Due to poor credit offtake, public sector banks (PSBs) have been preferring to invest their deposits in government funds well above the RBI-mandated 22 per cent. Now, to their comfort, the same is set to bring them a windfall, in the form of higher treasury gains.
Bankers see the gains as an opportunity to offset higher provisioning for debts, apart from write-offs, which have dented their profit over the last few quarters.
It is expected that PSBs would book treasury gains of ₹2,000 crore as the value of their government bond holding is likely to go up this quarter as a consequence of the rate cut.
"Banks would like to clean their balance sheet with the help of treasury gains. Higher the provisions, less the worry on the balance sheet front," said Arundhati Bhattacharya, chairperson of State Bank of India (SBI).
It is estimated that PSBs hold 28 percent of their deposits in government bonds.
Bigger PSBs may use the treasury gains to make higher provisions for bad loans, said Rakesh Shinde, research analyst with brokerage firm Bonanza Portfolio.

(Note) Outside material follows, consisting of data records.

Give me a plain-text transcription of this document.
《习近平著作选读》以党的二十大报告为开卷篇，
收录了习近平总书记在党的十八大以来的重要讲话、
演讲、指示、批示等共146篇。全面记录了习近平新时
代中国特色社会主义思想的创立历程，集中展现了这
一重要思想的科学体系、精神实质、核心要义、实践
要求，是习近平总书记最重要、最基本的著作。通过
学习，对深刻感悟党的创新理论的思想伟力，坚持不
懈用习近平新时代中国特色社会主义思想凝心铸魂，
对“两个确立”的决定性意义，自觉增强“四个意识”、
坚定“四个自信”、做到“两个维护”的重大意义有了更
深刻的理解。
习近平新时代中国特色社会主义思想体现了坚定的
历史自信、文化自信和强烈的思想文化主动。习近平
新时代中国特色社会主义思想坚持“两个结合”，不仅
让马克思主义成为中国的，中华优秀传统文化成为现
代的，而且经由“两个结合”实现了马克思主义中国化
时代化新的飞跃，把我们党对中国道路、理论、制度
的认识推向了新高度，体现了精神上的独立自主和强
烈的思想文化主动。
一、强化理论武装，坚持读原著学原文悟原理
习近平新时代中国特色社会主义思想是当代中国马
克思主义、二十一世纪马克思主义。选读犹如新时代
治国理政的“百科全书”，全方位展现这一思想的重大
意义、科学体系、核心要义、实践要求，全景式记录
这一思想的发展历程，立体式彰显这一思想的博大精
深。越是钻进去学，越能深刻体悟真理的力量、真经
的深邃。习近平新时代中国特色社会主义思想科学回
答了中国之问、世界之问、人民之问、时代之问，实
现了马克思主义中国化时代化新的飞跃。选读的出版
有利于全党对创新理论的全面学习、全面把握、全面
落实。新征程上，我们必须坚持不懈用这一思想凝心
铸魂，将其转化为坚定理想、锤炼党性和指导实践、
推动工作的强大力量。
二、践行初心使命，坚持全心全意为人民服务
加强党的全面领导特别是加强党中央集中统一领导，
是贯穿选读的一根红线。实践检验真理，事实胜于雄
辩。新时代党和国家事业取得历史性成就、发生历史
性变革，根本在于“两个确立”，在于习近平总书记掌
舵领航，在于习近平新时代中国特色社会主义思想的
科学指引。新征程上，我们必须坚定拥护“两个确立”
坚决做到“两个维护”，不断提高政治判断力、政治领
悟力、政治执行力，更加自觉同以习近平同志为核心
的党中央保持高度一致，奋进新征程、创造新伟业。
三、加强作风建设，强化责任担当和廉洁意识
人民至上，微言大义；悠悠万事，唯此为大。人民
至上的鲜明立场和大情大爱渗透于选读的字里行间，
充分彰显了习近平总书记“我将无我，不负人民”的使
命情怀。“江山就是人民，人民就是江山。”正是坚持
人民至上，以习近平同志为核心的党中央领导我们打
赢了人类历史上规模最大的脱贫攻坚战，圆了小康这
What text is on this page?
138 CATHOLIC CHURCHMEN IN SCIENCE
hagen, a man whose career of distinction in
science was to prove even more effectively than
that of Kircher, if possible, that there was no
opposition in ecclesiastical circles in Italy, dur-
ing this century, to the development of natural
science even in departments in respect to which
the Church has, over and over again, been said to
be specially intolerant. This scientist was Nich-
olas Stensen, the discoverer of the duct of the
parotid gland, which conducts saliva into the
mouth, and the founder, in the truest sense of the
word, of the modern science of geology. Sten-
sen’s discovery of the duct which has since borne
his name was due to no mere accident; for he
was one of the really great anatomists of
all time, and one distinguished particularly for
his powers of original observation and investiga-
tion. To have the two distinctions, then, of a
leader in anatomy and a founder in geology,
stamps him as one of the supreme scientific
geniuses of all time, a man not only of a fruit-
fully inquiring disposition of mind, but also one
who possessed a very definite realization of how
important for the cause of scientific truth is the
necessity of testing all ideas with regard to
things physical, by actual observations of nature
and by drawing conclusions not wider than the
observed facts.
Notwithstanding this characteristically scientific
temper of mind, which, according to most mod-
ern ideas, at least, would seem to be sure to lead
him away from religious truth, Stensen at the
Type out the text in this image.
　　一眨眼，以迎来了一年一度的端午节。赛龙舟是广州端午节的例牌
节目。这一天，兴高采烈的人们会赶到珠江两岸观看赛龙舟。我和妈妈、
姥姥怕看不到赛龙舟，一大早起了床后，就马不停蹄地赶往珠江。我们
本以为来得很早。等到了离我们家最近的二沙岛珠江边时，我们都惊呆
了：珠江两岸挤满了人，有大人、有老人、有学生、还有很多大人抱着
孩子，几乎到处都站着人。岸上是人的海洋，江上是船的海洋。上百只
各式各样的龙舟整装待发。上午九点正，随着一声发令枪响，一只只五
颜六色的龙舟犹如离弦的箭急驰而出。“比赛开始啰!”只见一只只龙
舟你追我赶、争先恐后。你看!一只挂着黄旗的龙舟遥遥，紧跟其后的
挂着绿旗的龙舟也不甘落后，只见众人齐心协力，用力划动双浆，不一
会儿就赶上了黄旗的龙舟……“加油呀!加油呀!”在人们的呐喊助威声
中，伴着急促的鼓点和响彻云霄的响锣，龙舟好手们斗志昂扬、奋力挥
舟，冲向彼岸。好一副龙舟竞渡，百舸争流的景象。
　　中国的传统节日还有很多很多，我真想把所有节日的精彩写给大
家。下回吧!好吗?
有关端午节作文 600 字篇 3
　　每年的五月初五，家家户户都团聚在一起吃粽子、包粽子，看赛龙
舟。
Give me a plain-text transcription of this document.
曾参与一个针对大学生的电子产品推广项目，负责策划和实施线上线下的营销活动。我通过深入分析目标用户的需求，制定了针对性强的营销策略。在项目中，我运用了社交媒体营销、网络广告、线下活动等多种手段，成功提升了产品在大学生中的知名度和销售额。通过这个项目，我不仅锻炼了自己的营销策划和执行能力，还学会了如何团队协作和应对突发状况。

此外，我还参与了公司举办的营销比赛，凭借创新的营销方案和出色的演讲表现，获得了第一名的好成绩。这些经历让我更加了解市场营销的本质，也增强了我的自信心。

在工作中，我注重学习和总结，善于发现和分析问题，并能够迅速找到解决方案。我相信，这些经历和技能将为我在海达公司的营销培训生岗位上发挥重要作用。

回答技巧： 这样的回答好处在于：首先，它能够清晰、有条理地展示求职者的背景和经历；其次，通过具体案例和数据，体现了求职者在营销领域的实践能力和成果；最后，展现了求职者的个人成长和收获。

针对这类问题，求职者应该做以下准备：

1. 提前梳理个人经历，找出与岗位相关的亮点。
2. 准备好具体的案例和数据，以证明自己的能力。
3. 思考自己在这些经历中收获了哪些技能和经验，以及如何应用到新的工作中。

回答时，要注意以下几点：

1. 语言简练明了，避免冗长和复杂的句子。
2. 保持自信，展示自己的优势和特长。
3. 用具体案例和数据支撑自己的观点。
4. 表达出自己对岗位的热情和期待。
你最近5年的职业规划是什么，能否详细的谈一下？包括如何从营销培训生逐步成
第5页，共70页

The rate cut is also expected to bring down the debt burden for Indian corporates and ensue a better investment climate.
SBI's Bhattacharya noted that while a 25 basis-point reduction is not too much of a breather, it will still have a material impact on small borrowers and help create a growth-oriented environment.
"On the NPA side, slippages have come down, but unless the resolution reaches its logical end, we have to keep providing for loans," she remarked, read Economic Times.
Credit demand has reduced to 10.5% against the 14.5%, a year ago.
There is another upside to the rate cut resulting in higher treasury gains: higher earnings would enable PSBs to improve their Tier-1 capital, said analyst Vaibhav Agarwal at broking firm Angel Broking.